Échange sur les classes sociales

Publié le 27 mai 2026

Les textes proposés pour le congrès appellent tous les communistes à réfléchir sur une notion centrale dans la pensée et la pratique communistes, celle de classes sociales. La section de Vaulx-en-Velin, la commission culture du Rhône et la JC ont, pour toutes ces raisons, organisé une rencontre, en s’appuyant sur les articles des n° 41-42 de Cause Commune, consacrés à l’évolution des classes sociales. La salle de réunion du siège était pleine et il y avait des adhérents de tous les âges et de toutes les catégories sociales.

Plusieurs moments se sont succédé : témoignages de salariés (intérimaires, travailleurs de zones industrielles et artisanales, intermittents du spectacle, étudiants), présentation d’articles de la revue et débats.

Une question est souvent agitée lors de la préparation du congrès: faut-il conserver le terme de « classe ouvrière » ou parler de « classes populaires », ou encore de « salariat » ? Ni querelle de mots, ni postures, derrière les mots il y a les notions, et il y aussi les usages courants. Rappelons le couple prolétariat / classe bourgeoise capitaliste et le concept d’exploitation. Ces intérêts de classes sont inconciliables, le capitaliste accapare des richesses produites par le prolétariat. Les expressions « classes populaires », « salariat » intègrent-elles bien ces deux fondamentaux ? Il est normal de chercher les intérêts et limites des divers termes.

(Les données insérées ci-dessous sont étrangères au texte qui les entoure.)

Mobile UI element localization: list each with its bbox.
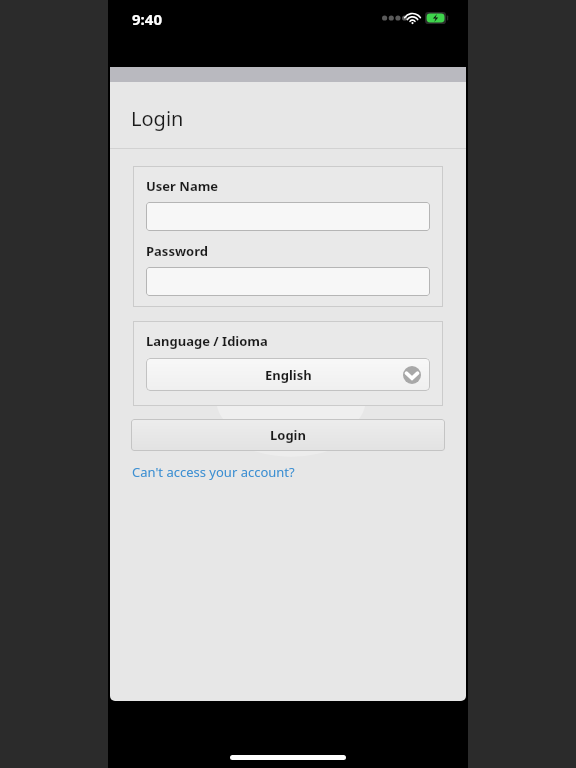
staticText: Password: [146, 242, 208, 260]
button[interactable]: Select language: [146, 358, 430, 391]
button[interactable]: [146, 267, 430, 296]
button[interactable]: Login: [131, 419, 445, 451]
staticText: English: [265, 366, 312, 384]
button[interactable]: Can't access your account?: [131, 461, 296, 483]
staticText: Language / Idioma: [146, 332, 268, 350]
staticText: 9:40: [132, 9, 162, 29]
staticText: Can't access your account?: [132, 463, 295, 481]
staticText: Login: [131, 105, 184, 132]
button[interactable]: [146, 202, 430, 231]
staticText: Login: [270, 426, 306, 444]
staticText: User Name: [146, 177, 219, 195]
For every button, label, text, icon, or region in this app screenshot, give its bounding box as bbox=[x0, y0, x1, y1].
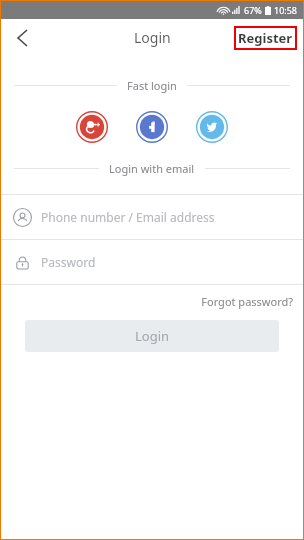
staticText: Password bbox=[41, 254, 96, 270]
staticText: Login with email bbox=[109, 161, 195, 176]
button[interactable]: Back bbox=[0, 19, 44, 56]
button[interactable]: Password bbox=[0, 240, 304, 284]
staticText: 67% bbox=[244, 4, 262, 16]
button[interactable]: Sign in with Twitter bbox=[196, 111, 228, 143]
staticText: Register bbox=[238, 29, 293, 47]
staticText: Fast login bbox=[127, 78, 177, 93]
button[interactable]: Phone number / Email address bbox=[0, 195, 304, 239]
button[interactable]: Forgot password? bbox=[199, 292, 295, 311]
staticText: Phone number / Email address bbox=[41, 209, 215, 225]
staticText: Login bbox=[134, 28, 171, 47]
staticText: 10:58 bbox=[274, 4, 298, 16]
staticText: Login bbox=[135, 327, 170, 345]
button[interactable]: Sign in with Facebook bbox=[136, 111, 168, 143]
button[interactable]: Register bbox=[234, 26, 297, 50]
staticText: Forgot password? bbox=[201, 294, 293, 309]
button[interactable]: Login bbox=[25, 320, 279, 352]
button[interactable]: Sign in with Google bbox=[76, 111, 108, 143]
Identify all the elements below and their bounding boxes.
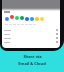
button[interactable] — [2, 40, 60, 44]
button[interactable]: Telegram — [25, 17, 29, 21]
button[interactable]: More — [40, 17, 44, 21]
button[interactable] — [2, 32, 60, 36]
button[interactable]: Gmail — [10, 15, 14, 19]
button[interactable]: Drive — [20, 16, 24, 20]
button[interactable]: Keep — [35, 17, 39, 21]
button[interactable]: WhatsApp — [15, 16, 19, 20]
staticText: Email & Cloud — [18, 61, 46, 66]
button[interactable]: Messages — [5, 17, 9, 21]
button[interactable] — [2, 36, 60, 40]
staticText: Share via — [23, 54, 42, 59]
button[interactable]: Chat — [30, 17, 34, 21]
button[interactable] — [2, 28, 60, 32]
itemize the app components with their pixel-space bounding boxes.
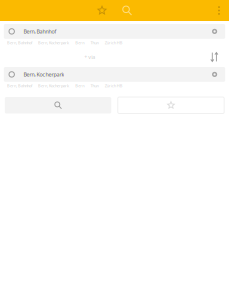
staticText: + via <box>84 54 95 61</box>
button[interactable]: Zürich HB <box>102 82 126 90</box>
staticText: Thun <box>90 83 98 88</box>
button[interactable]: Thun <box>87 39 102 46</box>
staticText: Zürich HB <box>105 40 123 45</box>
button[interactable]: Save favourite <box>118 97 224 114</box>
staticText: Bern <box>75 40 84 45</box>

On s’est appesanti aussi sur le redéploiement international du capitalisme. La désindustrialisation, les délocalisations ont transporté l’exploitation, plus sauvagement, dans des pays pauvres ; comment alors articuler la lutte des classes aux échelles nationale et internationale ?

Les évolutions récentes : révolution informationnelle ; ingénieurs de production ; apparition de l’IA ; politique offensive du patronat contre une classe ouvrière considérablement affaiblie (en nombre et en possibilité de syndicalisation) ; multiplication des activités de service, soignants, enseignants et des couches intermédiaires : celles-ci peuvent-elles intégrer une classe « travailleuse » en tant qu’exploitées ou seulement devenir des alliées ?

D’où la discussion finale concrète : comment peut-on s’y prendre et s’y prend-on dans le monde du travail, trop souvent oublié ou laissé à l’abandon, dans les ZI, les centres commerciaux et les plateformes, pour toucher les travailleurs ? Il y a eu un débat, en particulier, grâce à l’expérience de la cellule inter-entreprises créée à Vaulx-en-Velin il y a deux ans.

Le sujet n’est pas épuisé. Il est impératif de dépasser la routine, les discours tout faits, de réfléchir et de s’en donner le temps.

Pierre Crepel, Jonathan Juillard, Claude Rosenblatt

Article publié dans CommunisteS, numéro 1088 du 27 mai 2026.